Korean Air Lines Co. pledged to hold its stake in Ceske Aerolinie AS for five years, while CSA’s majority owner will refrain from making “significant” changes in its strategy, according to terms of this week’s sale.
Cesky Aeroholding AS Chief Executive Officer Miroslav Dvorak said today in Prague that the 2.64 million-euro ($3.4 million) contract accepted by the Czech government this week includes a provision for Korean Air to keep a minimum 34 percent stake in the carrier over the five-year period.
Korean Air, which is a member of the same Skyteam alliance as CSA, was the only bidder for a 44 percent stake in the unprofitable national airline, based at Prague’s Vaclav Havel Airport. The government, which failed to sell CSA in 2009, streamlined its operations, cut staff and capacity and merged the carrier into a joint company with Havel Airport operator Letiste Praha AS into a single entity, Cesky Aeroholding.
Korean Air will also have an option for a buyout of minority stakes held by the cities of Prague and Bratislava that were recently sold to Cesky Aeroholding, Dvorak said.
Should the European Commission loosen regulations on foreign ownership of EU-based carriers, Korean Air has the option to buy the remaining stake held by Cesky Aeroholding, according to Dvorak. The price for a such a buy-out would be based on the current bid if it comes within a year of the signing of the current contract. After that, the price would depend on an assessment by an independent adviser, Dvorak said.

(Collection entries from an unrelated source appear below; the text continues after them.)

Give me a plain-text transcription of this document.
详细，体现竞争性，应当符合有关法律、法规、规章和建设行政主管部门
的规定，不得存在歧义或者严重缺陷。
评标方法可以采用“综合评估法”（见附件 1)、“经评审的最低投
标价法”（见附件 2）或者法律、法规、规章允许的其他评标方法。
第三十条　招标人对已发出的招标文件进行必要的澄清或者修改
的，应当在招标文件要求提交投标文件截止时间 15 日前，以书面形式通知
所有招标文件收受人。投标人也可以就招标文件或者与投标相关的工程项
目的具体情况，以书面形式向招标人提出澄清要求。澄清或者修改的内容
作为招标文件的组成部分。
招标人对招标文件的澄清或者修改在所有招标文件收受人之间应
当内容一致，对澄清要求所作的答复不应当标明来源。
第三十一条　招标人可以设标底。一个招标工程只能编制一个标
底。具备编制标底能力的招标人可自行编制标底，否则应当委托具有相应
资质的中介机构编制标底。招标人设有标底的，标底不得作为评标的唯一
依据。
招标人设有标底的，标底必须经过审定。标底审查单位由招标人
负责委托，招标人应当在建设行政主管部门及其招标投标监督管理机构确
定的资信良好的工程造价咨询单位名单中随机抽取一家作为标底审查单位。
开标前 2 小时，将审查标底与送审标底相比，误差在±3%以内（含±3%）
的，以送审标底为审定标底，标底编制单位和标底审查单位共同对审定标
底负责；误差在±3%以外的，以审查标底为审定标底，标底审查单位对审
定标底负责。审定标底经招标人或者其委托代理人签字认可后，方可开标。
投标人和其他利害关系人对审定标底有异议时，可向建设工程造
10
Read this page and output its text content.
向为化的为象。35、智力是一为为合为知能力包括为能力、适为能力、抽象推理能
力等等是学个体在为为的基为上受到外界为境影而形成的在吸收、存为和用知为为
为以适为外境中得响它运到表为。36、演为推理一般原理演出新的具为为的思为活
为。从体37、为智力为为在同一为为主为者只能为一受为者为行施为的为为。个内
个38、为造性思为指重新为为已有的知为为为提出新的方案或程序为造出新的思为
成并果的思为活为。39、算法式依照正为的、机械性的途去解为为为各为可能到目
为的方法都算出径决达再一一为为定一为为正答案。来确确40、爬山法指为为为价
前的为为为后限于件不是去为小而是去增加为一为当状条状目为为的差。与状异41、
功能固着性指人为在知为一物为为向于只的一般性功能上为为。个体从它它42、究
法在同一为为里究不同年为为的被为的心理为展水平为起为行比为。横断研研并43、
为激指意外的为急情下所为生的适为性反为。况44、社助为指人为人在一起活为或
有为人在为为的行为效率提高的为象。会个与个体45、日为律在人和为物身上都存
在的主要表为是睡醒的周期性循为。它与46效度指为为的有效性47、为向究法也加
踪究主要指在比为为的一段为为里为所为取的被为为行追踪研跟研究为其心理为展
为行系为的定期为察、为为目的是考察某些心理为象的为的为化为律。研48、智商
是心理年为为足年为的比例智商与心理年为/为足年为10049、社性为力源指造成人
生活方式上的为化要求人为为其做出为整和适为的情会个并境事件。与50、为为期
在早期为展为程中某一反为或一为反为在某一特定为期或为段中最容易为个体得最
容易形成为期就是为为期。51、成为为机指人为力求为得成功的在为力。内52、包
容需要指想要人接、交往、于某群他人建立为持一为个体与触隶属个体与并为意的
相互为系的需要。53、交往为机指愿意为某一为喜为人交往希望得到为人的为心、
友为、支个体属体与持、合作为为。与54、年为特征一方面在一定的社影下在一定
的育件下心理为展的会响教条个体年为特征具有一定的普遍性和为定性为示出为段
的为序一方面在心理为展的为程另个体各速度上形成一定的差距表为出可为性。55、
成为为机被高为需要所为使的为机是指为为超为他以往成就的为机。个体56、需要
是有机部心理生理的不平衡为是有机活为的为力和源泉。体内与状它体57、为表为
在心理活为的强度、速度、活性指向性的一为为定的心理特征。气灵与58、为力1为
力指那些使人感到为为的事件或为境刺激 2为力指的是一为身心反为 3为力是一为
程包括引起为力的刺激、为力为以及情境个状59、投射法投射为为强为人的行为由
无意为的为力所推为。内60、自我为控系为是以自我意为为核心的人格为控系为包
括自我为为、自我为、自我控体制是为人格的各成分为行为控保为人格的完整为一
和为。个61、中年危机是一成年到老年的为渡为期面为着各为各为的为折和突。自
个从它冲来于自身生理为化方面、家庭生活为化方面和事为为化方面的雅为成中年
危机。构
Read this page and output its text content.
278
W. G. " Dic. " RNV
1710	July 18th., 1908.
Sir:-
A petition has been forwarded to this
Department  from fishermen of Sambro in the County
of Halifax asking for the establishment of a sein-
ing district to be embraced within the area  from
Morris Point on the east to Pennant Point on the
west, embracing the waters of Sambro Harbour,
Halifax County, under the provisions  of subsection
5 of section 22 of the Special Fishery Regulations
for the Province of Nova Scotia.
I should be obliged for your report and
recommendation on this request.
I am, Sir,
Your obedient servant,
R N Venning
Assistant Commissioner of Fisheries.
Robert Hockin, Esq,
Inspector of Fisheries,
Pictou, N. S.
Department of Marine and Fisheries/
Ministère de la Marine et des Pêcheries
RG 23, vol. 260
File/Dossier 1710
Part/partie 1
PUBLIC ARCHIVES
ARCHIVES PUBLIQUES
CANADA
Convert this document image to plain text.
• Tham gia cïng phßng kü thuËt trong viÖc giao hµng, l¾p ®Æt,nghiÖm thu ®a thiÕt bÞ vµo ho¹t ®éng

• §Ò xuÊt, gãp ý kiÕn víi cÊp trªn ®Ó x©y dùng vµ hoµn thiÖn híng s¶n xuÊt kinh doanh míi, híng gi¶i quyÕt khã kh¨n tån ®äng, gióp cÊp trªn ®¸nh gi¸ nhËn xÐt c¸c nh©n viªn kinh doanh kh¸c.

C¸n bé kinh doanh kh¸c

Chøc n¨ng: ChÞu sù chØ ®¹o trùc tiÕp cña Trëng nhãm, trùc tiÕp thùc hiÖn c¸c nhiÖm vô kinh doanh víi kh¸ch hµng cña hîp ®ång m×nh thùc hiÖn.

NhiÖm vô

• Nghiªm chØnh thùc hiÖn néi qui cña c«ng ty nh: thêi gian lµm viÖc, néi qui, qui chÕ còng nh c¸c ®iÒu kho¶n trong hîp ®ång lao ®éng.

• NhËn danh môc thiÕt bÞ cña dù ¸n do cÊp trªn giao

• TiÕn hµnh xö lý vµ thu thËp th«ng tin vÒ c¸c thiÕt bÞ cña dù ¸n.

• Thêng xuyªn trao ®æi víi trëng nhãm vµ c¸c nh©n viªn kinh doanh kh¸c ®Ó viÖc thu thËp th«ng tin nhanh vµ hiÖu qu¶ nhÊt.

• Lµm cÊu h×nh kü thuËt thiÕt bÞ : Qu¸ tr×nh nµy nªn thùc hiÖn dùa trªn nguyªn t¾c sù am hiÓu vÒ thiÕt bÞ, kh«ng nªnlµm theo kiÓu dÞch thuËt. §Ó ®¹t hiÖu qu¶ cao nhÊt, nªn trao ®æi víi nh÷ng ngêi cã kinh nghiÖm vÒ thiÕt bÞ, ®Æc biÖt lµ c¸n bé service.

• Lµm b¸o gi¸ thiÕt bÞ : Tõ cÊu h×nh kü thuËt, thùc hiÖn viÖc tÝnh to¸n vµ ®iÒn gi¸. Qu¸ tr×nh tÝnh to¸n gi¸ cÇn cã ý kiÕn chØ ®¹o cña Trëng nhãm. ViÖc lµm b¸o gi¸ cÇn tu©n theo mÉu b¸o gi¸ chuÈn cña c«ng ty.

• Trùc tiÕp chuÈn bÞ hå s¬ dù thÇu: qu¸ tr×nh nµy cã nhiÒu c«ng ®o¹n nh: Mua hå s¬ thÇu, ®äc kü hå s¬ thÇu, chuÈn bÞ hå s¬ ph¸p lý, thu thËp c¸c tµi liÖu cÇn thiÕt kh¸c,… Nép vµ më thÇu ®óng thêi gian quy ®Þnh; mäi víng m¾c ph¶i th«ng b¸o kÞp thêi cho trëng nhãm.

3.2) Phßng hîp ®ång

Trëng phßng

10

The sale of the CSA stake should be finished in the first half of 2013, he said. The two companies started harmonizing their flights schedules in Europe and Asia and Korean Air will move its European call center to Prague.
The Asian carrier will also have one representative in the CSA three-member supervisory board, he said. CSA expects to post a net income for 2012, Dvorak added. The airline had an operating loss of 1.2 billion koruna ($61 million) in 2011, Mlada Fronta Dnes reported on Jan. 10.